Online-Symposium zur Novelle des Niedersächsischen Hochschulgesetzes (NHG) am 12. Juni 2020
Am 12. Juni 2020 fand ein Online-Symposium zur Novellierung des Niedersächsischen Hochschulgesetzes (NHG) in einem virtuellen Sitzungssaal der Juristischen Fakultät der Universität Göttingen statt. Zu dem juristischen Fachgespräch, das Prof. Dr. Hans Michael Heinig und Prof. Dr. Frank Schorkopf veranstalteten, trafen sich Vertreter niedersächsischer Fakultäten sowie aus Universitätspräsidien und -verwaltungen. Auch der Minister für Wissenschaft und Kultur, Björn Thümler, nahm an dem Gespräch teil.
Den Anlass und die Diskussionsgrundlage für das Gespräch war der Referentenentwurf des Niedersächsischen Ministeriums für Wissenschaft und Kultur mit seinem Leitmotiv differenzierter Hochschulautonomie. Neben der rechtswissenschaftlichen Bewertung der vorgesehenen Änderungen waren die Einordnung der Novelle selbst in die breitere Entwicklung des Hochschulrechts in Deutschland und weitere möglicherweise erforderliche Reformschritte zentrale Aspekte des Symposiums.
In einem einführenden Impulsreferat gab Prof. Dr. Andreas L. Paulus, Institut für Völkerrecht und Europarecht der Universität Göttingen, einen Überblick zur Rechtsprechung des Bundesverfassungsgerichts zum Hochschulrecht und den Grundrechten aus Art. 5 Abs. 3 GG und Art. 12 Abs. 1 GG. Er betonte, dass die Strukturierung der vielfältigen Rechte und Pflichten zwischen Studierenden, Lehrenden und die Organisation der Selbstverwaltungskörperschaften Aufgaben des Gesetzgebers sind.
Das zweite Referat hielt Prof. Dr. Volker Epping, Präsident der Leibniz Universität Hannover, zu den Governancestrukturen nach dem NHG und griff eine Reihe von aktuellen Problemen des Hochschulrechts auf. Hierzu ging er u.a. auf Probleme der unionsrechtlich mitbestimmten Umsatzsteuerpflicht der Hochschulen und die derzeitige und im Entwurf vorgesehene Gestaltung der Studiengangszielvereinbarungen mit Blick auf die Hochschulautonomie ein.

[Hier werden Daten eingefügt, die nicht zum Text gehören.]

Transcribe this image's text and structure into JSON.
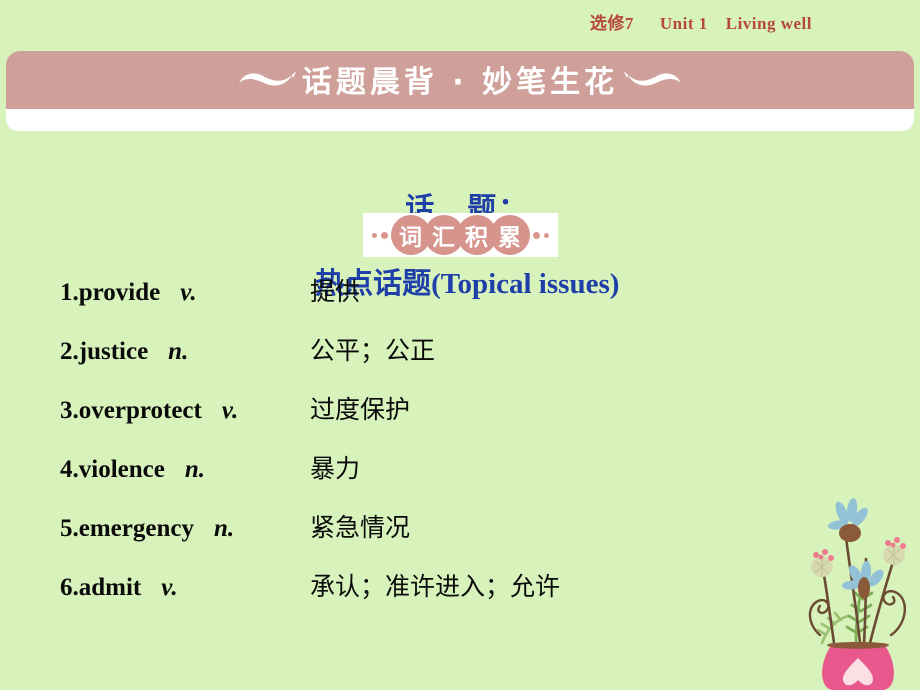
{
  "header": {
    "book": "选修7",
    "unit": "Unit 1",
    "lesson": "Living well"
  },
  "banner": {
    "title": "话题晨背 · 妙笔生花",
    "left_ornament": "wave-ornament",
    "right_ornament": "wave-ornament"
  },
  "topic": {
    "label": "话　题：",
    "value": "热点话题(Topical issues)"
  },
  "badge": {
    "chars": [
      "词",
      "汇",
      "积",
      "累"
    ],
    "full": "词汇积累"
  },
  "vocabulary": [
    {
      "num": "1.",
      "word": "provide",
      "pos": "v.",
      "meaning": "提供"
    },
    {
      "num": "2.",
      "word": "justice",
      "pos": "n.",
      "meaning": "公平；公正"
    },
    {
      "num": "3.",
      "word": "overprotect",
      "pos": "v.",
      "meaning": "过度保护"
    },
    {
      "num": "4.",
      "word": "violence",
      "pos": "n.",
      "meaning": "暴力"
    },
    {
      "num": "5.",
      "word": "emergency",
      "pos": "n.",
      "meaning": "紧急情况"
    },
    {
      "num": "6.",
      "word": "admit",
      "pos": "v.",
      "meaning": "承认；准许进入；允许"
    }
  ],
  "colors": {
    "page_background": "#d8f2bb",
    "banner": "#cfa09a",
    "header_text": "#b5473c",
    "topic_text": "#1f3fa8",
    "badge_circle": "#d6948c",
    "vase": "#e8588c"
  }
}
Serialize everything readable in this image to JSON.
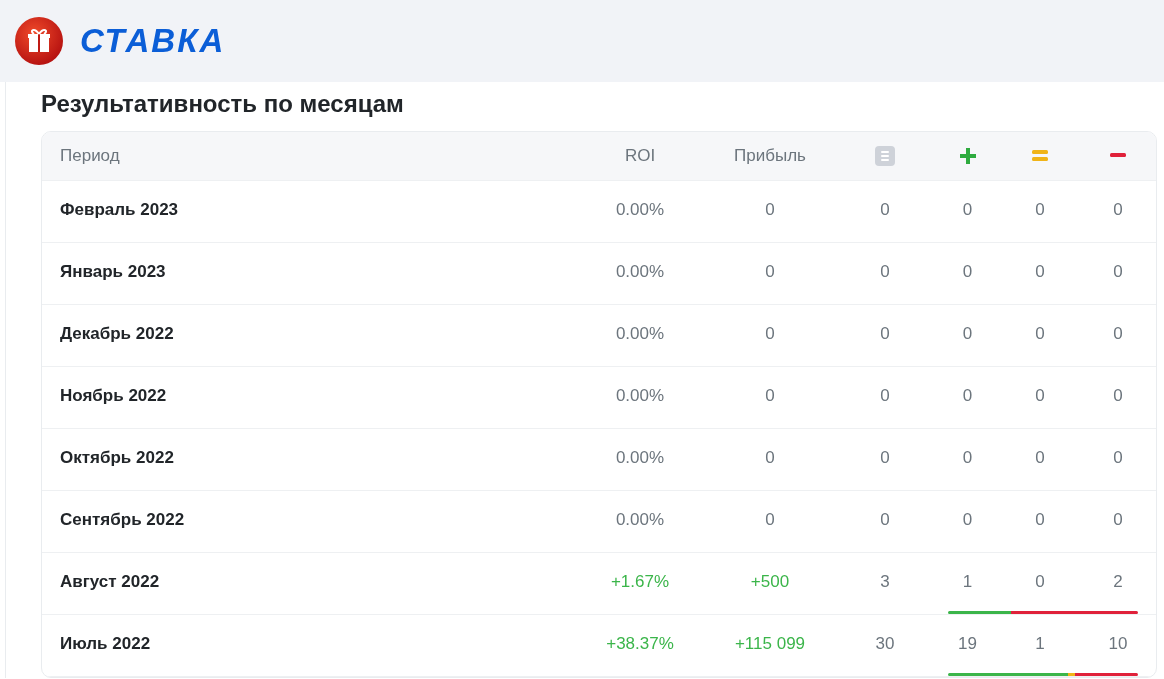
{
  "logo": {
    "text": "СТАВКА"
  },
  "title": "Результативность по месяцам",
  "table": {
    "columns": [
      "Период",
      "ROI",
      "Прибыль"
    ],
    "rows": [
      {
        "period": "Февраль 2023",
        "roi": "0.00%",
        "profit": "0",
        "total": "0",
        "wins": "0",
        "draws": "0",
        "losses": "0",
        "positive": false
      },
      {
        "period": "Январь 2023",
        "roi": "0.00%",
        "profit": "0",
        "total": "0",
        "wins": "0",
        "draws": "0",
        "losses": "0",
        "positive": false
      },
      {
        "period": "Декабрь 2022",
        "roi": "0.00%",
        "profit": "0",
        "total": "0",
        "wins": "0",
        "draws": "0",
        "losses": "0",
        "positive": false
      },
      {
        "period": "Ноябрь 2022",
        "roi": "0.00%",
        "profit": "0",
        "total": "0",
        "wins": "0",
        "draws": "0",
        "losses": "0",
        "positive": false
      },
      {
        "period": "Октябрь 2022",
        "roi": "0.00%",
        "profit": "0",
        "total": "0",
        "wins": "0",
        "draws": "0",
        "losses": "0",
        "positive": false
      },
      {
        "period": "Сентябрь 2022",
        "roi": "0.00%",
        "profit": "0",
        "total": "0",
        "wins": "0",
        "draws": "0",
        "losses": "0",
        "positive": false
      },
      {
        "period": "Август 2022",
        "roi": "+1.67%",
        "profit": "+500",
        "total": "3",
        "wins": "1",
        "draws": "0",
        "losses": "2",
        "positive": true
      },
      {
        "period": "Июль 2022",
        "roi": "+38.37%",
        "profit": "+115 099",
        "total": "30",
        "wins": "19",
        "draws": "1",
        "losses": "10",
        "positive": true
      }
    ]
  }
}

Zudem betonte er die Notwendigkeit für die Hochschulen, rasch sogenannte „Leuchtturmberufungen“ vornehmen zu können, ohne beteiligte Organe hiervon auszuschließen und unterstrich die Erforderlichkeit, den Hochschulen wie im Entwurf vorgesehen größere Autonomie über die Zusammensetzung des Präsidiums einzuräumen. Er begrüßte die geplante Klarstellung, insbesondere mit Blick auf naturwissenschaftlich ausgerichtete Studiengänge, Veranstaltungen in englischer Sprache anbieten zu können.
Das dritte Impulsreferat hielt Prof. Dr. Bernd J. Hartmann, Geschäftsführender Direktor des Instituts für Kommunalrecht und Verwaltungswissenschaften der Universität Osnabrück, zum Thema „Statusgruppen und Lehre“. Er setzte sich vor dem Hintergrund des Prinzips der Bestenauslese aus Art. 33 Abs. 2 GG kritisch mit dem Tenure Track-Verfahren sowie der Erweiterung seines Anwendungsbereichs auseinander und sprach sich aus hochschulrechtlichen Gründen gegen die Änderung des Titelführungsrechts mit Blick auf außerplanmäßige Professoren und Honorarprofessoren aus. Dem schlossen sich Ausführungen zu Problemen der vorgesehenen Kooperationsklausel mit Fachhochschulen und anderen externen Stellen sowie Bemerkungen zum Akkreditierungswesen an.
Neben einer Vertiefung der in den Impulsen aufgeworfenen Aspekte, auch mit Blick auf ihren Einfluss auf die Selbstverwaltungstätigkeit und Wahl der Hochschulorgane, wurde sodann die Notwendigkeit der geplanten Interimsregelung bei Vakanz der Präsidentschaft mit Blick auf die bereits bestehenden Stellvertreterregelungen kritisch diskutiert. Einigkeit bestand, dass die Hochschulen sich der kurzfristig flächendeckend zu organisierenden digitalen Lehre experimentierfreudig und mit Erfolg gestellt haben, sich hierdurch aber auch neue Aspekte und Probleme, so in der Kommunikation und Sichtbarkeit zwischen Lehrenden und Studierenden ergeben haben, die weitere hochschulrechtliche Fragen aufwerfen.